Home Doctor NewsHematology Study discovered that cholesterol medications lessen incidence of age-related degenerative eye degeneration

Study discovered that cholesterol medications lessen incidence of age-related degenerative eye degeneration

by Vaishali Sharma
cholesterol

According to a pooled data review of the current evidence, regular use of medications to treat type 2 diabetes and decrease cholesterol may reduce the risk of AMD, a degenerative eye illness associated to ageing.
The study’s findings were published online in the British Journal of Ophthalmology. These frequent drugs, according to the data, are associated with a decreased prevalence of AMD (age-related macular degeneration) in European populations.
AMD is the leading cause of significant visual impairment in senior persons in high-income countries. The disease already affects 67 million people in Europe alone, and as the continent’s population ages, the number of new cases is likely to soar.

Both central vision and fine detail perception are impaired by AMD. AMD is thought to be caused by a combination of genetic and environmental ageing factors, but the best approaches to prevent or slow its progression are unknown.
Previous research has showed that drugs used to control cholesterol, manage diabetes, and reduce inflammation may help reduce the risk of developing AMD, but the results were inconsistent and based on small participant numbers.
In order to avoid these issues, the researchers combined the data from 14 population-based and hospital-based studies with 38,694 people from France, Germany, Greece, Ireland, Italy, Norway, Portugal, Russia, and the United Kingdom.

The research is part of the European Eye Epidemiology (E3) project, a pan-European collaborative network whose primary purpose is to develop and analyse large pooled datasets to better understand eye disease and vision loss.
All of the participants were over the age of 50 and were using at least one of the following medications: Levodopa is used to treat movement problems caused by neurodegenerative illnesses; statins are used to decrease cholesterol; insulin is used to manage diabetes; and steroids are used to minimise inflammation.

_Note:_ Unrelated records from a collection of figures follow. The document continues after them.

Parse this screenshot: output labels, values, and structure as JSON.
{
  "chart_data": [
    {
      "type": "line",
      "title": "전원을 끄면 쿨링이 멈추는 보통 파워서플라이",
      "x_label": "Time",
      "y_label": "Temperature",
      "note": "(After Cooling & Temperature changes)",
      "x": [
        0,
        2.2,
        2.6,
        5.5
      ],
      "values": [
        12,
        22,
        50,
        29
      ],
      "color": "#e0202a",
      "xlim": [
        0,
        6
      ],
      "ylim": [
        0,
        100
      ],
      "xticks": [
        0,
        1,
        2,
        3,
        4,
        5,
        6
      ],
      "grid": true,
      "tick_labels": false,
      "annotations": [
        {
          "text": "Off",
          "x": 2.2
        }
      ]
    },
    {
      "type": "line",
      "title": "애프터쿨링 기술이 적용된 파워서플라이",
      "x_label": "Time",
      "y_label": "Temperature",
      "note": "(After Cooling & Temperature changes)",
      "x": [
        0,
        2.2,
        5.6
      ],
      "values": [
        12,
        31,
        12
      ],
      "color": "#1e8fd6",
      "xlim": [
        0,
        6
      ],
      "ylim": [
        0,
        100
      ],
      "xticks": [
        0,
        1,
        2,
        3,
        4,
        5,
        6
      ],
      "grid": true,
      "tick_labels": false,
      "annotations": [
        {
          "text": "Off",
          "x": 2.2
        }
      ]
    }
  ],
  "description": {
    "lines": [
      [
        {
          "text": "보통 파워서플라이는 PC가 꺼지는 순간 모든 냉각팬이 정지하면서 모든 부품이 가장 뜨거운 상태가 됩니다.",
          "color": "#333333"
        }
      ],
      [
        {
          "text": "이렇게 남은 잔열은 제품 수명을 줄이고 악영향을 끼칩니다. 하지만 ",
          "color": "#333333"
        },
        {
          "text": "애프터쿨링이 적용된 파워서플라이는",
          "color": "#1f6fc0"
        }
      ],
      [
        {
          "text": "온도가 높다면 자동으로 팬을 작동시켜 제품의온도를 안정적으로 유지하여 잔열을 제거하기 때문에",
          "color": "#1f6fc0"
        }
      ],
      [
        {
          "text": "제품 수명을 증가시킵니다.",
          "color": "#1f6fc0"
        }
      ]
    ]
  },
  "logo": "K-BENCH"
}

The prevalence of AMD in the studies evaluated ranged from 12.5% to 64.5%, totaling 9,332 cases, whereas the prevalence of advanced (late) AMD ranged from 0.5% to 35.5 percent, totaling 951. After accounting for any potential affecting factors, the pooled data analysis found that drugs to decrease cholesterol or control diabetes were associated with a 15% and 22% lower prevalence of any kind of AMD, respectively.
Despite the limited number of such cases, the researchers emphasise that no such links were observed for any of the other medication groups or for severe AMD in particular.

The researchers claim that theirs is the first major pooled data study of its sort to incorporate individual-level data from several population-based and hospital-based studies.
“However, further longitudinal data are required to corroborate our findings, which are intrinsically constrained by utilising just cross-sectional data and cannot infer causality,” they continued.

However, the findings imply that metabolic pathways play a crucial role in the development of AMD, which may open up new paths for therapy and have consequences for public health messaging. “According to our findings, frequent use of [lipid-lowering] and anti-diabetic medications is related with a decreased prevalence of AMD in the general population. Given the possibility of these medications interfering with pathophysiological pathways related to AMD, this may lead to a better understanding of AMD aetiology “They reached a conclusion.